INTER E JUVE AFFIANCATE MA OCCHIO ALLA LAZIO

Conte ce l’ha fatta, ha agguantato la Juve. Non solo: ha mortificato il Sarrismo elevato a religione dagli incensatori a voce libera. La Juve è caduta a Verona, subendo anche una lezione di calcio, l’Inter ha conquistato un derby romanzesco sottraendolo al Milan in costruzione in pochi minuti con Brozovic e Vecino (51′ e 53′: magie) e addirittura strappandoglielo con De Vrij al 70′. Fino al trionfante sigillo di Lukaku.
L’ubriacante avvio dei rossoneri con i gol di Rebic al 40′ e addirittura l’autografo di Ibrahimovic al 46′ ha solo contribuito al risveglio della Beneamata addormentata. Adesso si ripartirà con le due nemiche alla pari che si picchieranno fino allo sfinimento. Ma dovremo tenere presente, sempre, il terzo incomodo, la Lazio che non piange e non esulta, che avanza serena dalle retrovie del mondo dorato, senza strafare, estranea agli affaroni e ai ripensamenti di gennaio. Il calcio italiano, se i mandolinisti permettono, è qui…

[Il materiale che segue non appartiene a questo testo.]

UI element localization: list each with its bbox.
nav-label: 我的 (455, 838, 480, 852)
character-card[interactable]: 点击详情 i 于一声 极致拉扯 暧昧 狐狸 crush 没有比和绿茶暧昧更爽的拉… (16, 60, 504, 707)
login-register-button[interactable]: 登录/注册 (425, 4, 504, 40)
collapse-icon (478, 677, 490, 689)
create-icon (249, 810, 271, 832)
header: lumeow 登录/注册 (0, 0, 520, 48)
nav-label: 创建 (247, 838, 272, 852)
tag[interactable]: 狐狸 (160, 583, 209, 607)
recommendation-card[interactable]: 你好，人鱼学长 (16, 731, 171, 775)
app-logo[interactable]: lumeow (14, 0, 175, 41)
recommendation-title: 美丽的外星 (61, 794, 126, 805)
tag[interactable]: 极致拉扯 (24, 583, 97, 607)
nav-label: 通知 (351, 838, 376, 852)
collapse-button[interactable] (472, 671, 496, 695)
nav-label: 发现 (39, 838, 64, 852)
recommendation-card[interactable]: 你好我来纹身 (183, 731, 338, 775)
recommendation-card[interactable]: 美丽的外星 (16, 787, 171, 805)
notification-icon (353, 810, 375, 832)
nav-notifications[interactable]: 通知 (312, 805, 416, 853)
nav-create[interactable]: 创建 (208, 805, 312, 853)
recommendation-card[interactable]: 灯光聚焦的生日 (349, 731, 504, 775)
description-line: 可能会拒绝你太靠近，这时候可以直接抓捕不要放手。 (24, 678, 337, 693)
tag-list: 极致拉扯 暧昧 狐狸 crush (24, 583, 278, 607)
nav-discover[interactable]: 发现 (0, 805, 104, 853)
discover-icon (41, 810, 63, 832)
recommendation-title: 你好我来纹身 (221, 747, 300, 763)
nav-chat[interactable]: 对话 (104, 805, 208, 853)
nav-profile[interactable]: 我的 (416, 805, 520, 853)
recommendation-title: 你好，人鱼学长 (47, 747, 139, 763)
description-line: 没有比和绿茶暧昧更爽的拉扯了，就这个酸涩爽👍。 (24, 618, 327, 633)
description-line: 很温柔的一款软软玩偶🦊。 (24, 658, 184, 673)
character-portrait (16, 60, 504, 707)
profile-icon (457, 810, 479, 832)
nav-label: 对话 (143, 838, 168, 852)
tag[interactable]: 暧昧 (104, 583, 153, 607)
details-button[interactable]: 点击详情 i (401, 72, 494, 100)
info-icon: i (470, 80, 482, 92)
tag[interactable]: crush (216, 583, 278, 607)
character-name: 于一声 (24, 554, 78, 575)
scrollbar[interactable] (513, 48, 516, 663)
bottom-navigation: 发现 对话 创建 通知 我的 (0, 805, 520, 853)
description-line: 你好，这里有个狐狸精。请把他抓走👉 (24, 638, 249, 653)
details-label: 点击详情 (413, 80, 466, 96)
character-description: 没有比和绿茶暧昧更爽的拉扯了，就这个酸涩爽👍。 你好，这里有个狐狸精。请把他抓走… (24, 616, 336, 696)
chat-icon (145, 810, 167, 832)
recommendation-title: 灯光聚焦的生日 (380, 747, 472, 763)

C’è una novità. In Italia come in Spagna, dove Real e Barça sono stati sbattuti fuori dalla Copa del Rey dalla Real Sociedad e dal Bilbao. La novità è che il fatturato non fa più punti con l’abituale prepotenza. Cosí la Juve vien messa sotto e castigata – nonostante un Ronaldo in grande spolvero – dal Verona che in sei giorni è uscito indenne anche dagli scontri con Milan e Lazio. Cosí il Napoli, cresciuto a mozzarella e fatturato, nel senso che fu proprio De Laurentiis a inventarsi l’inghippo economico per giustificare certe amare sconfitte (e fornire involontariamente alibi ai tecnici) è stato letteralmente violentato dal Lecce che da quando ha incontrato Conte s’è caricato d’intensità, di rabbia, di potenza. E non dico del Bologna che stende la Roma perché la Roma è ormai nel gruppo di quelle squadre che chiamavamo provinciali, gli va già bene se pensano all’Europa League. Ma c’è un’altra novità: i Verona e i Lecce non appartengono più al filone retorico delle provinciali coraggiose da una botta e via (chi non ha sognato di far fuori una volta, almeno una volta, la Beneamata e l’Odiamata?), non si scomoda più Davide che abbatte Golia, si prende piuttosto nota che non bastano soltanto i campioni, a fare la differenza, perché se non li hai funzionano competenza, lavoro, fantasia, spirito di gruppo e la capacità di tecnici che non sono soltanto i reclamizzatissimi Conte e Sarri, possono chiamarsi semplicemente Juric, Liverani, Nicola, oppure – salendo un po’ la scala dei valori – Mihajlovic, De Zerbi, Ranieri, fino al migliore del suo mondo, Gasperini, e al migliore sul campo, Simone Inzaghi. Tutta gente che col fatturato non c’entra, tecnici che non sbagliano la formazione a luglio e la rifanno a gennaio. Non so quanto potrà tenere – soprattutto quanto dovrà difendersi dagli influssi maligni di un mondo anti Lotito – ma la vera protagonista di questo mezzo campionato degli outsider è la Lazio.